Les métiers de la finance font souvent la part belle aux carrières internationales. Pour les Belges, pas besoin d’aller bien loin: le voisin luxembourgeois paie souvent mieux. En septembre, Laura commencera à travailler en tant que conseillère fiscale dans une entreprise installée au Luxembourg. «J’y ai effectué mon stage. Là-bas, la rémunération de ce type d’expérience professionnelle est une obligation légale.» Le salaire attractif et une meilleure perspective de congés ont ainsi dicté son choix. «On m’a proposé un contrat en Belgique, mais le salaire était quasi deux fois moins élevé, même si je pouvais bénéficier d’une voiture de société.»

«En Belgique, mon salaire aurait été quasi deux fois moins élevé, même avec une voiture de société.»

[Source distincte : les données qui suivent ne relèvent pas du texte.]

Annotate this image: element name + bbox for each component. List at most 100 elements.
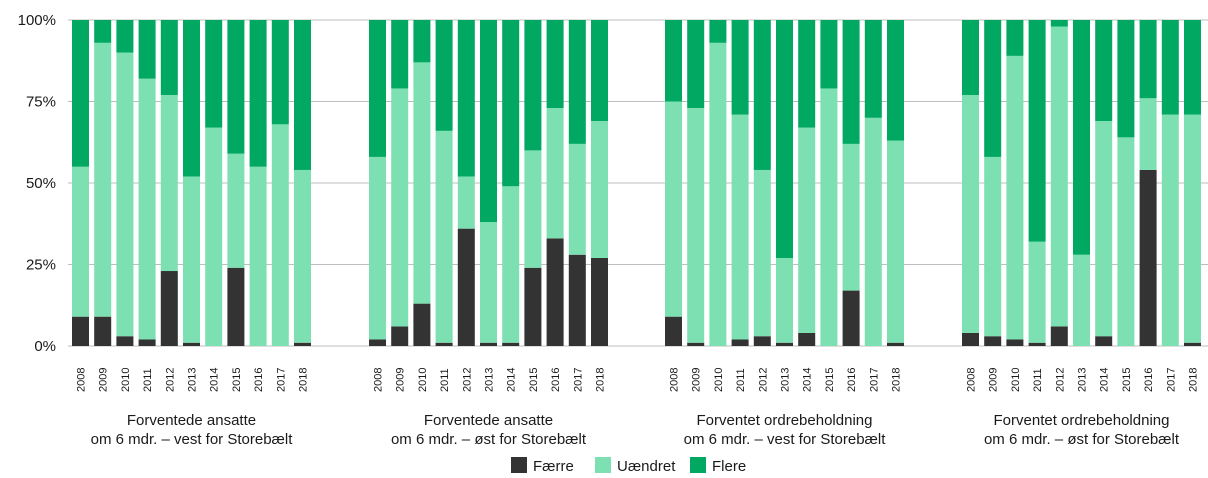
bar-faerre (687, 342, 705, 346)
x-tick-label: 2009 (691, 368, 703, 392)
bar-faerre (480, 342, 497, 346)
bar-flere (665, 20, 682, 102)
bar-uaendret (502, 186, 520, 343)
x-tick-label: 2016 (550, 368, 562, 392)
group-labels: Forventede ansatte om 6 mdr. – vest for S… (91, 412, 1180, 448)
bar-faerre (591, 257, 608, 346)
bar-faerre (776, 342, 793, 346)
x-tick-label: 2013 (780, 368, 792, 392)
bar-uaendret (568, 143, 586, 255)
x-tick-label: 2013 (484, 368, 496, 392)
x-tick-label: 2018 (1188, 368, 1200, 392)
bar-uaendret (842, 143, 860, 291)
bar-uaendret (546, 108, 564, 239)
bar-uaendret (709, 42, 727, 346)
x-tick-label: 2012 (461, 368, 473, 392)
bar-flere (591, 20, 608, 122)
bar-uaendret (1161, 114, 1179, 346)
group-label-line2: om 6 mdr. – vest for Storebælt (91, 431, 294, 448)
bar-uaendret (227, 153, 245, 268)
bar-uaendret (1073, 254, 1090, 346)
bar-uaendret (1139, 98, 1157, 170)
bar-faerre (435, 342, 453, 346)
bar-uaendret (1050, 26, 1068, 327)
x-tick-label: 2018 (298, 368, 310, 392)
legend-label: Færre (533, 458, 574, 473)
x-tick-label: 2011 (1032, 368, 1044, 392)
bar-uaendret (1117, 137, 1135, 346)
bar-flere (94, 20, 112, 43)
x-tick-label: 2014 (506, 368, 518, 392)
bar-uaendret (480, 222, 497, 343)
bar-uaendret (1095, 121, 1113, 337)
y-tick-label: 25% (26, 257, 56, 274)
bar-faerre (842, 290, 860, 346)
x-tick-label: 2013 (1077, 368, 1089, 392)
bar-flere (138, 20, 156, 79)
legend-label: Flere (712, 458, 746, 473)
bar-flere (962, 20, 979, 95)
bar-flere (776, 20, 793, 258)
bar-flere (1028, 20, 1046, 242)
x-tick-label: 2011 (142, 368, 154, 392)
bar-flere (116, 20, 134, 53)
legend-swatch (690, 457, 706, 473)
bar-faerre (94, 316, 112, 346)
bar-flere (1073, 20, 1090, 255)
bar-uaendret (435, 130, 453, 343)
bar-uaendret (591, 121, 608, 258)
x-tick-label: 2010 (1010, 368, 1022, 392)
group-label-line2: om 6 mdr. – vest for Storebælt (684, 431, 887, 448)
x-tick-label: 2010 (417, 368, 429, 392)
group-label-line1: Forventede ansatte (424, 412, 553, 429)
bar-flere (227, 20, 245, 154)
bar-flere (183, 20, 200, 177)
bar-faerre (753, 336, 771, 346)
bar-uaendret (249, 166, 267, 346)
legend: Færre Uændret Flere (511, 457, 746, 475)
x-tick-label: 2009 (98, 368, 110, 392)
bar-uaendret (271, 124, 289, 346)
bar-faerre (1050, 326, 1068, 346)
bar-uaendret (524, 150, 542, 268)
bar-uaendret (820, 88, 838, 347)
x-tick-label: 2017 (1165, 368, 1177, 392)
bar-flere (1006, 20, 1024, 56)
x-tick-label: 2017 (868, 368, 880, 392)
bar-flere (1050, 20, 1068, 27)
bar-flere (753, 20, 771, 170)
bar-uaendret (183, 176, 200, 343)
bar-faerre (962, 332, 979, 346)
x-tick-label: 2008 (669, 368, 681, 392)
bar-uaendret (962, 94, 979, 333)
bar-uaendret (457, 176, 475, 229)
bar-uaendret (369, 156, 386, 340)
bar-faerre (369, 339, 386, 346)
x-tick-label: 2011 (439, 368, 451, 392)
bar-faerre (568, 254, 586, 346)
x-tick-label: 2011 (735, 368, 747, 392)
x-tick-label: 2014 (1099, 368, 1111, 392)
bar-flere (457, 20, 475, 177)
bar-uaendret (687, 108, 705, 343)
x-tick-label: 2018 (891, 368, 903, 392)
y-tick-label: 0% (34, 338, 56, 355)
bar-faerre (984, 336, 1002, 346)
x-tick-label: 2014 (802, 368, 814, 392)
bar-uaendret (391, 88, 409, 327)
bar-flere (369, 20, 386, 157)
x-tick-label: 2008 (966, 368, 978, 392)
bar-flere (480, 20, 497, 223)
bar-faerre (391, 326, 409, 346)
bar-faerre (160, 271, 178, 346)
bar-flere (435, 20, 453, 131)
bar-faerre (72, 316, 89, 346)
bar-faerre (116, 336, 134, 346)
bar-flere (546, 20, 564, 109)
bar-flere (887, 20, 904, 141)
bar-flere (1095, 20, 1113, 122)
bar-faerre (502, 342, 520, 346)
x-tick-label: 2015 (824, 368, 836, 392)
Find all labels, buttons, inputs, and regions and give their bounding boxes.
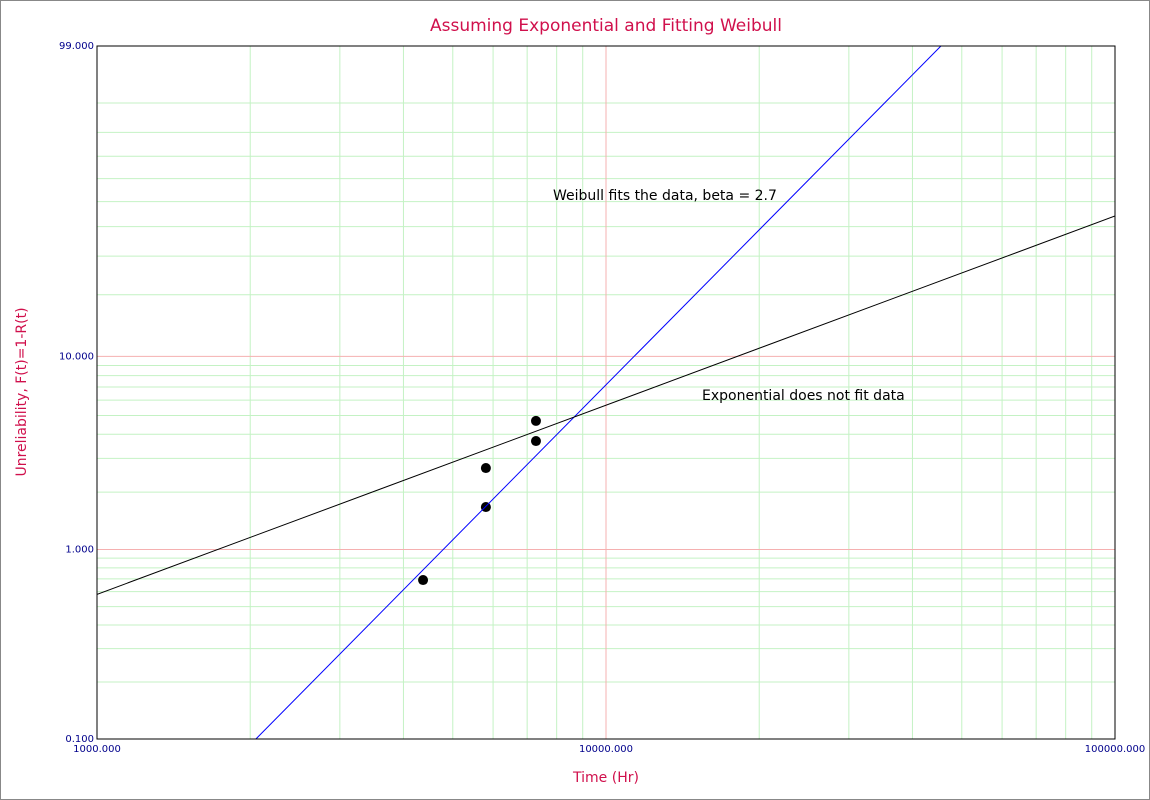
- plot-area: [97, 46, 1115, 739]
- annotation: Weibull fits the data, beta = 2.7: [553, 188, 777, 204]
- data-point: [480, 463, 491, 474]
- plot-border: [96, 45, 1116, 740]
- y-tick-label: 10.000: [59, 351, 94, 362]
- data-point: [418, 575, 429, 586]
- y-axis-label: Unreliability, F(t)=1-R(t): [14, 307, 30, 476]
- data-point: [530, 436, 541, 447]
- x-tick-label: 10000.000: [579, 744, 633, 755]
- fit-line: [97, 215, 1115, 595]
- chart-title: Assuming Exponential and Fitting Weibull: [430, 16, 782, 36]
- data-point: [530, 415, 541, 426]
- y-tick-label: 1.000: [65, 544, 94, 555]
- y-tick-label: 0.100: [65, 734, 94, 745]
- fit-line: [255, 46, 942, 739]
- annotation: Exponential does not fit data: [702, 388, 905, 404]
- y-tick-label: 99.000: [59, 41, 94, 52]
- x-axis-label: Time (Hr): [572, 770, 639, 786]
- x-tick-label: 100000.000: [1085, 744, 1145, 755]
- x-tick-label: 1000.000: [73, 744, 121, 755]
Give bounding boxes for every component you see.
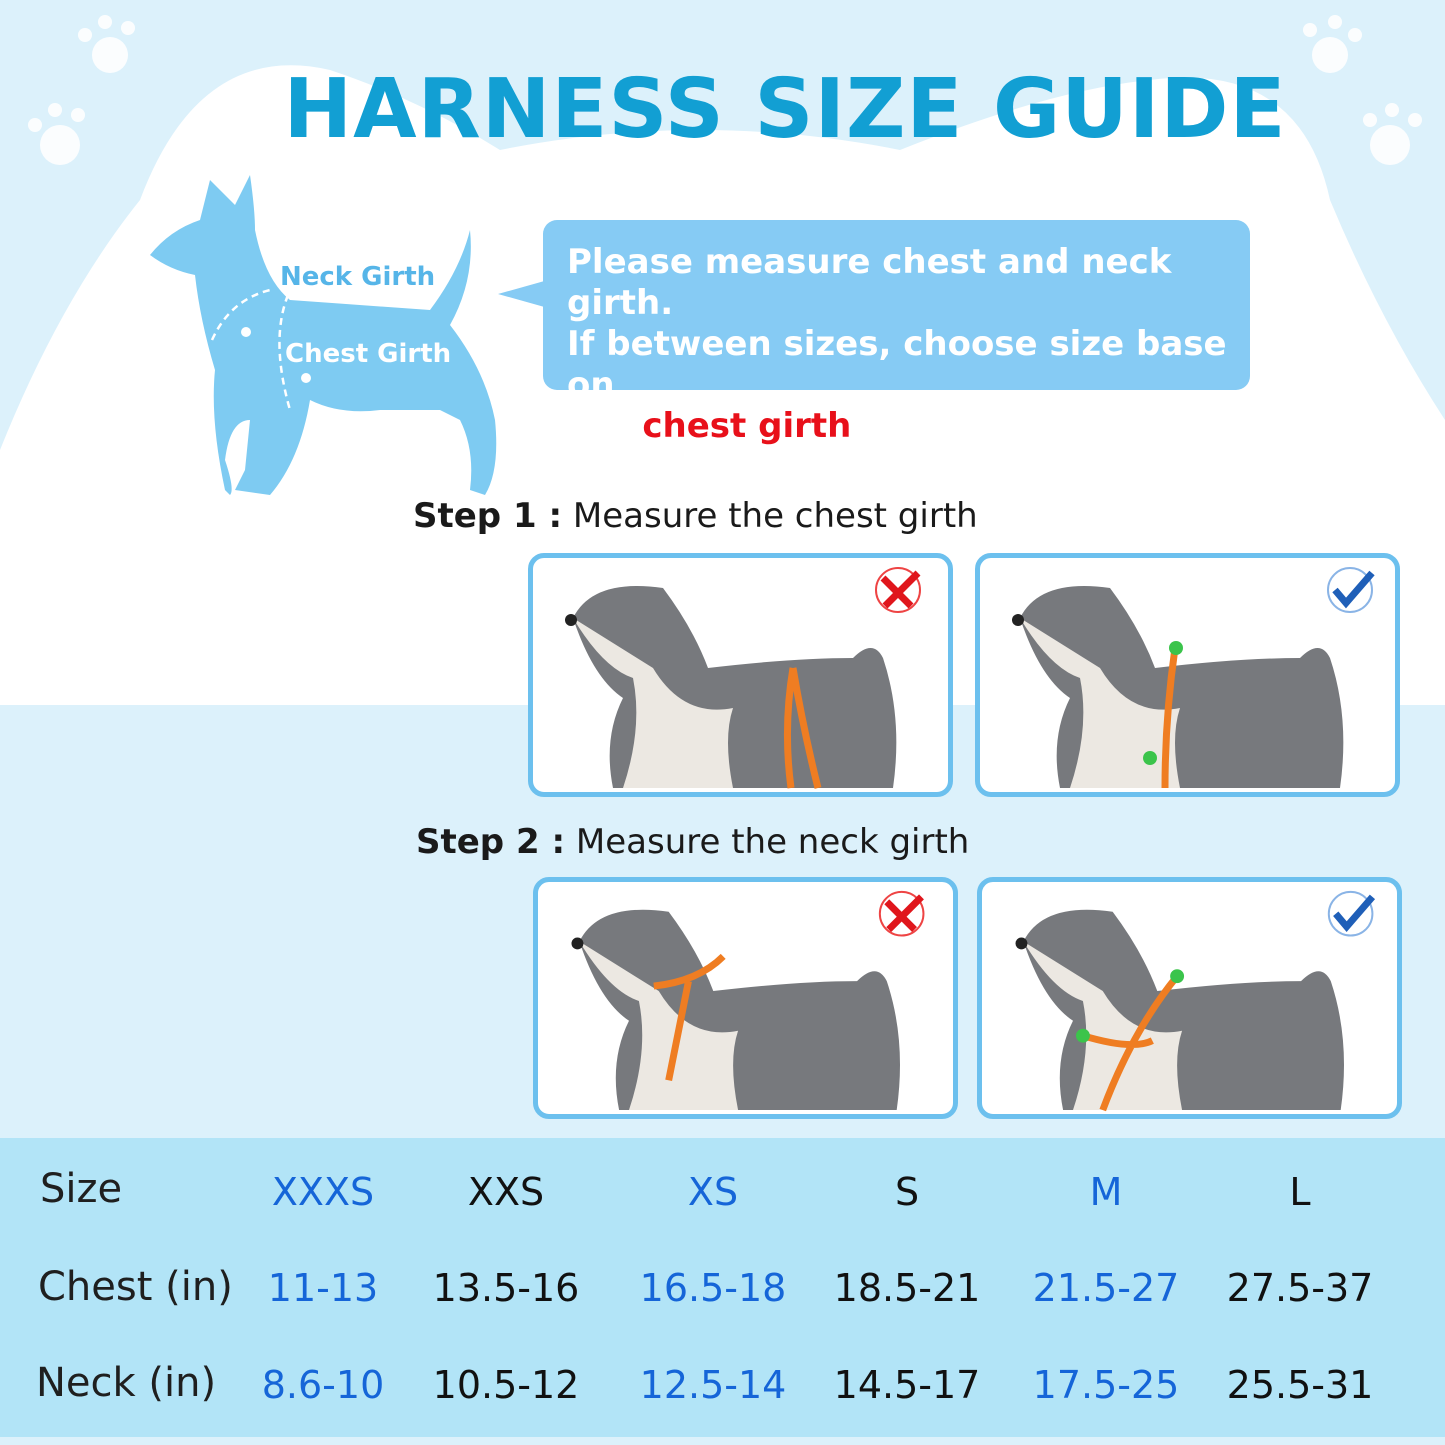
row-label-chest: Chest (in): [38, 1264, 233, 1310]
chest-cell: 11-13: [267, 1266, 379, 1310]
size-cell: XS: [687, 1170, 739, 1214]
callout-text: the: [567, 406, 643, 446]
chest-cell: 16.5-18: [639, 1266, 787, 1310]
cross-icon: [875, 567, 921, 613]
size-cell: L: [1289, 1170, 1311, 1214]
step-label: Step 2 :: [416, 822, 566, 862]
neck-cell: 12.5-14: [639, 1363, 787, 1407]
cross-icon: [878, 890, 925, 937]
measure-instruction-callout: Please measure chest and neck girth. If …: [543, 220, 1250, 446]
neck-cell: 17.5-25: [1032, 1363, 1180, 1407]
neck-cell: 8.6-10: [261, 1363, 385, 1407]
page-title: HARNESS SIZE GUIDE: [283, 62, 1287, 157]
checkmark-icon: [1327, 890, 1376, 937]
chest-cell: 13.5-16: [432, 1266, 580, 1310]
neck-wrong-photo: [533, 877, 958, 1119]
callout-line: If between sizes, choose size base on: [567, 324, 1227, 405]
row-label-neck: Neck (in): [36, 1360, 217, 1406]
callout-tail: [498, 280, 548, 308]
callout-line: Please measure chest and neck girth.: [567, 242, 1172, 323]
neck-cell: 10.5-12: [432, 1363, 580, 1407]
neck-correct-photo: [977, 877, 1402, 1119]
callout-line: the chest girth.: [567, 406, 1250, 447]
chest-cell: 27.5-37: [1226, 1266, 1374, 1310]
chest-correct-photo: [975, 553, 1400, 797]
step-text: Measure the chest girth: [562, 496, 978, 536]
size-cell: XXXS: [271, 1170, 375, 1214]
neck-cell: 25.5-31: [1226, 1363, 1374, 1407]
chest-wrong-photo: [528, 553, 953, 797]
neck-girth-label: Neck Girth: [280, 262, 435, 292]
size-table: Size Chest (in) Neck (in) XXXS XXS XS S M L 11…: [0, 1138, 1445, 1437]
step-label: Step 1 :: [413, 496, 563, 536]
row-label-size: Size: [40, 1166, 123, 1212]
dog-silhouette-diagram: Neck Girth Chest Girth: [150, 175, 497, 495]
neck-cell: 14.5-17: [833, 1363, 981, 1407]
size-cell: S: [894, 1170, 920, 1214]
checkmark-icon: [1327, 567, 1375, 613]
step-1-heading: Step 1 : Measure the chest girth: [413, 496, 978, 536]
chest-cell: 21.5-27: [1032, 1266, 1180, 1310]
paw-print-icon: [28, 15, 1422, 165]
callout-text: .: [851, 406, 865, 446]
chest-girth-highlight: chest girth: [642, 406, 852, 446]
step-2-heading: Step 2 : Measure the neck girth: [416, 822, 969, 862]
size-cell: XXS: [467, 1170, 545, 1214]
chest-girth-label: Chest Girth: [285, 339, 451, 369]
step-text: Measure the neck girth: [565, 822, 970, 862]
chest-cell: 18.5-21: [833, 1266, 981, 1310]
size-cell: M: [1089, 1170, 1123, 1214]
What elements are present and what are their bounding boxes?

Guy, employé dans une société de consultance au Grand-Duché, n’a pas non plus hésité à franchir la frontière il y a quelques années. «Mon diplôme en poche, on m’a proposé un CDI chez Deloitte. Mes proches m’avaient parlé des salaires là-bas, j’ai foncé.» En 2022, il quitte le club des Big Four –Deloitte, EY, KPMG et PwC– pour l’entreprise qui l’emploie actuellement. Moins connue, mais plus rémunératrice. «Bosser cinq ans dans mon domaine au Luxembourg permet d’atteindre les 5.000 euros net par mois assez rapidement, commente-t-il. Ce qui est plus rare en Belgique.» Mais la médaille a un revers. Conscient du coût exorbitant de la vie luxembourgeoise, celui qui réside désormais à Arlon compte revenir travailler en Belgique à l’automne.